Only about 75% of people with a positive result on a stool-based test for colorectal cancer complete screening with a colonoscopy. Fendrick "won't rest" until it's 90%.
Even in the best case scenarios, the rate for follow-up colonoscopies after a positive result on a stool-based test is just 75%, Mark Fendrick, MD, said in an interview with Patient Care. Fendrick, professor of internal medicine in the School of Medicine and professor of health management and policy in the School of Public Health at the University of Michigan, is a leader in the field of CRC screening research and is frustrated and impatient with the red tape that leaves patients in a black hole waiting for the right clinician to make the right call to make a colonoscopy happen after a positive result.
In the short video above, Fendrick highlights his hopes for a near future where it will be "easy, not hard for patients and their primary care clinicians to go through this process in a seamless way."
The following transcript has been lightly edited for style and clarity.
Patient Care: Would you talk more about your vision for the future of colorectal cancer screening?
Mark Fendrick, MD: As someone who's been in the middle of this work for a while, I can say this: we need to do a much better job informing patients about the clinical value of colorectal cancer screening.

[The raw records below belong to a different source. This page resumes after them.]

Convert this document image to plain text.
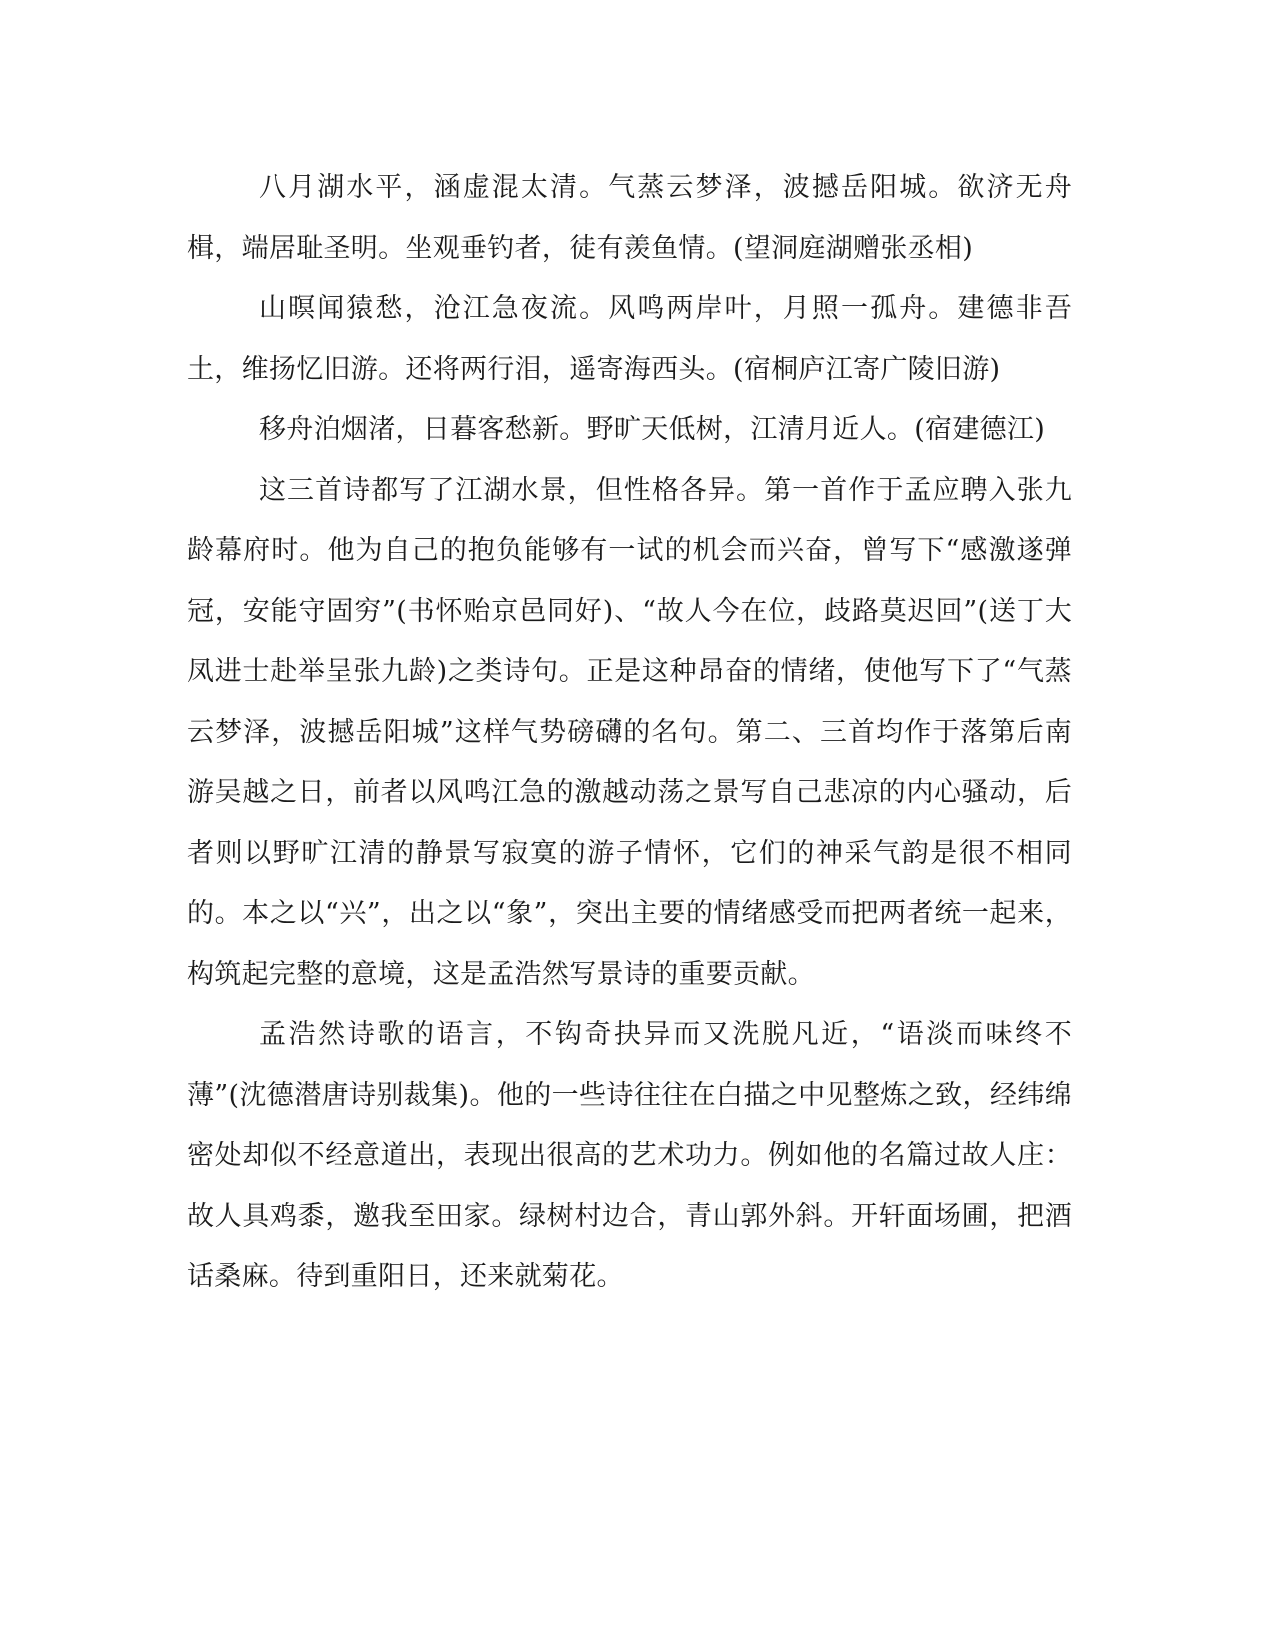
八月湖水平，涵虚混太清。气蒸云梦泽，波撼岳阳城。欲济无舟楫，端居耻圣明。坐观垂钓者，徒有羡鱼情。(望洞庭湖赠张丞相)

山暝闻猿愁，沧江急夜流。风鸣两岸叶，月照一孤舟。建德非吾土，维扬忆旧游。还将两行泪，遥寄海西头。(宿桐庐江寄广陵旧游)

移舟泊烟渚，日暮客愁新。野旷天低树，江清月近人。(宿建德江)

这三首诗都写了江湖水景，但性格各异。第一首作于孟应聘入张九龄幕府时。他为自己的抱负能够有一试的机会而兴奋，曾写下“感激遂弹冠，安能守固穷”(书怀贻京邑同好)、“故人今在位，歧路莫迟回”(送丁大凤进士赴举呈张九龄)之类诗句。正是这种昂奋的情绪，使他写下了“气蒸云梦泽，波撼岳阳城”这样气势磅礴的名句。第二、三首均作于落第后南游吴越之日，前者以风鸣江急的激越动荡之景写自己悲凉的内心骚动，后者则以野旷江清的静景写寂寞的游子情怀，它们的神采气韵是很不相同的。本之以“兴”，出之以“象”，突出主要的情绪感受而把两者统一起来，构筑起完整的意境，这是孟浩然写景诗的重要贡献。

孟浩然诗歌的语言，不钩奇抉异而又洗脱凡近，“语淡而味终不薄”(沈德潜唐诗别裁集)。他的一些诗往往在白描之中见整炼之致，经纬绵密处却似不经意道出，表现出很高的艺术功力。例如他的名篇过故人庄：故人具鸡黍，邀我至田家。绿树村边合，青山郭外斜。开轩面场圃，把酒话桑麻。待到重阳日，还来就菊花。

When it comes to stool-based testing—particularly stool DNA testing—it’s important that patients understand it can be done at home, at no cost, and it’s a more environmentally sustainable option. With the right navigation and outreach in place, patients can be walked through the process from start to finish.
My hope, Grace, is that we’ll do a much better job—working with manufacturers, health systems, and hopefully leveraging artificial intelligence—to ensure that once a patient has a positive stool test, like a stool DNA test, they don’t fall into a bureaucratic black hole. Too often, primary care clinicians are left trying to clear patients, schedule colonoscopies, and coordinate follow-up—making what should be a straightforward next step unnecessarily difficult.
One idea we’ve been exploring with our colleagues at Exact Sciences and elsewhere is something akin to the CLEAR line at the airport—a fast, structured, and streamlined path for patients with a positive stool-based result. These patients shouldn’t be left wondering: Who do I call? What do I do next? Instead, the system should take over: scheduling should happen automatically, and these patients should be prioritized.
Whether the barriers are related to health literacy, transportation, childcare, or long travel distances, we need to address them—proactively and consistently—so that follow-up colonoscopy actually happens.
Right now, even in some of the best-case scenarios, we’re seeing about 75% follow-up rates after a positive stool-based screen. I’ve been speaking with my gastroenterology colleagues—many of whom are assembling in San Diego this week—and I’ve told them plainly: I won’t rest until we reach a 90% follow-up rate, within the appropriate timeframe, for every patient who tests positive on a stool-based screening test.